En fait, ce qui se passe, c'est que dans le cadre de la violation des droits de l'homme que je subis, sur ordre du régime de Nicolás Maduro, je n'ai pas le droit de m'identifier en tant que Vénézuélien, je n'ai pas de passeport. Pour tout cela, je ne peux pas voyager ou me déplacer... C'est le cas depuis 2017 lorsque, suite à l'une de mes actions en tant qu'activiste, où nous avons essayé de mettre l'accent sur une protestation internationale sur la question des Vénézuéliens sans passeport et comment cela affectait la protection des enfants vénézuéliens vivant à l'étranger, la condamnation du régime a été d'annuler mon passeport. 
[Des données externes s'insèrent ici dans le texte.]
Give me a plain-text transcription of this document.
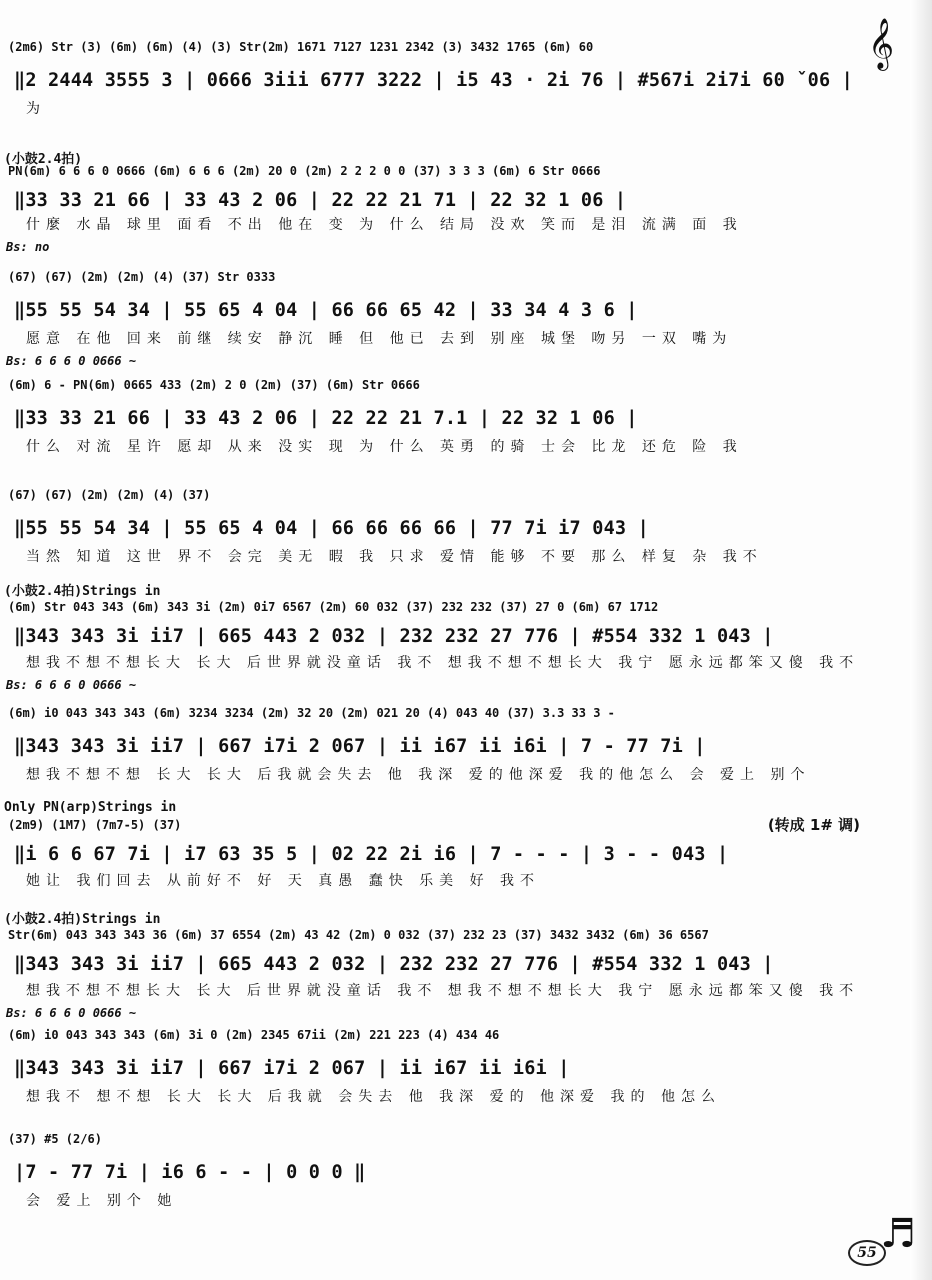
𝄞
(2m6) Str (3) (6m) (6m) (4) (3) Str(2m) 1671 7127 1231 2342 (3) 3432 1765 (6m) 60
‖2 2444 3555 3 | 0666 3iii 6777 3222 | i5 43 · 2i 76 | #567i 2i7i 60 ˇ06 |
为
(小鼓2.4拍)
PN(6m) 6 6 6 0 0666 (6m) 6 6 6 (2m) 20 0 (2m) 2 2 2 0 0 (37) 3 3 3 (6m) 6 Str 0666
‖33 33 21 66 | 33 43 2 06 | 22 22 21 71 | 22 32 1 06 |
什麼 水晶 球里 面看 不出 他在 变 为 什么 结局 没欢 笑而 是泪 流满 面 我
Bs: no
(67) (67) (2m) (2m) (4) (37) Str 0333
‖55 55 54 34 | 55 65 4 04 | 66 66 65 42 | 33 34 4 3 6 |
愿意 在他 回来 前继 续安 静沉 睡 但 他已 去到 别座 城堡 吻另 一双 嘴为
Bs: 6 6 6 0 0666 ~
(6m) 6 - PN(6m) 0665 433 (2m) 2 0 (2m) (37) (6m) Str 0666
‖33 33 21 66 | 33 43 2 06 | 22 22 21 7.1 | 22 32 1 06 |
什么 对流 星许 愿却 从来 没实 现 为 什么 英勇 的骑 士会 比龙 还危 险 我
(67) (67) (2m) (2m) (4) (37)
‖55 55 54 34 | 55 65 4 04 | 66 66 66 66 | 77 7i i7 043 |
当然 知道 这世 界不 会完 美无 暇 我 只求 爱情 能够 不要 那么 样复 杂 我不
(小鼓2.4拍)Strings in
(6m) Str 043 343 (6m) 343 3i (2m) 0i7 6567 (2m) 60 032 (37) 232 232 (37) 27 0 (6m) 67 1712
‖343 343 3i ii7 | 665 443 2 032 | 232 232 27 776 | #554 332 1 043 |
想我不想不想长大 长大 后世界就没童话 我不 想我不想不想长大 我宁 愿永远都笨又傻 我不
Bs: 6 6 6 0 0666 ~
(6m) i0 043 343 343 (6m) 3234 3234 (2m) 32 20 (2m) 021 20 (4) 043 40 (37) 3.3 33 3 -
‖343 343 3i ii7 | 667 i7i 2 067 | ii i67 ii i6i | 7 - 77 7i |
想我不想不想 长大 长大 后我就会失去 他 我深 爱的他深爱 我的他怎么 会 爱上 别个
Only PN(arp)Strings in
(转成 1# 调)
(2m9) (1M7) (7m7-5) (37)
‖i 6 6 67 7i | i7 63 35 5 | 02 22 2i i6 | 7 - - - | 3 - - 043 |
她让 我们回去 从前好不 好 天 真愚 蠢快 乐美 好 我不
(小鼓2.4拍)Strings in
Str(6m) 043 343 343 36 (6m) 37 6554 (2m) 43 42 (2m) 0 032 (37) 232 23 (37) 3432 3432 (6m) 36 6567
‖343 343 3i ii7 | 665 443 2 032 | 232 232 27 776 | #554 332 1 043 |
想我不想不想长大 长大 后世界就没童话 我不 想我不想不想长大 我宁 愿永远都笨又傻 我不
Bs: 6 6 6 0 0666 ~
(6m) i0 043 343 343 (6m) 3i 0 (2m) 2345 67ii (2m) 221 223 (4) 434 46
‖343 343 3i ii7 | 667 i7i 2 067 | ii i67 ii i6i |
想我不 想不想 长大 长大 后我就 会失去 他 我深 爱的 他深爱 我的 他怎么
(37) #5 (2/6)
|7 - 77 7i | i6 6 - - | 0 0 0 ‖
会 爱上 别个 她
♬
55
Etes-vous si dangereuse, Paulina ? 

Eh bien, je pense que la liberté d'expression est très dangereuse pour une dictature. Le fait que des militants dénoncent continuellement les violations systématiques des droits de l'homme, que des avocats défendent les prisonniers politiques du pays, que d'autres pays, comme l'Espagne, abritent et donnent refuge aux prisonniers politiques vénézuéliens, victimes du régime communiste de Maduro, est quelque chose qui agace le régime et le décrédibilise. Ces questions exposent à la communauté internationale toutes ces violations des droits de l'homme et exposent le régime et la crise au Venezuela. 
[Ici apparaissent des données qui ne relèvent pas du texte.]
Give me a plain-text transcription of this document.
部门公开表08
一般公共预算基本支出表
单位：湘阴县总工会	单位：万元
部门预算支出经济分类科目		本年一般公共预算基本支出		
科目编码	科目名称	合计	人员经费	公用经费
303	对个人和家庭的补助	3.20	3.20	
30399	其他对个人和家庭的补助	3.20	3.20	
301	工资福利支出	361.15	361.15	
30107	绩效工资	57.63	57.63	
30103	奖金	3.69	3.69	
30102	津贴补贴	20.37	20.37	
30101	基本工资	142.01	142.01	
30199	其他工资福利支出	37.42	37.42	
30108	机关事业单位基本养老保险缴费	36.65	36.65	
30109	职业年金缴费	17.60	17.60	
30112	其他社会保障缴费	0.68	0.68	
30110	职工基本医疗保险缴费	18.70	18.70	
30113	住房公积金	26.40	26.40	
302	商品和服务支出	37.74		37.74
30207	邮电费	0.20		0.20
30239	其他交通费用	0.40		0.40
Nous tenons à vous témoigner tout notre soutien et notre solidarité à votre cause, et peut-être que si les choses continuent à empirer, vous devriez penser à vous réfugier dans une ambassade... 

C'est-à-dire que je profite de l'occasion pour dire que nous continuons à prendre toutes les actions légales et administratives correspondantes parce que je crois en la justice, c'est ce qui dérange le plus le régime vénézuélien et la surintendance nationale des migrations péruvienne. Je souhaite également informer tous les organes de la communauté internationale, le gouvernement espagnol et toutes les organisations qui luttent pour les droits de l'homme que ma vie est en danger et que je crains pour elle. Si je suis expulsée et transférée au Venezuela, je rejoindrai la liste des prisonniers politiques victimes du régime de Nicolás Maduro. Ma vie est en danger et je tiens le gouvernement péruvien pour responsable de ce qui pourrait m'arriver.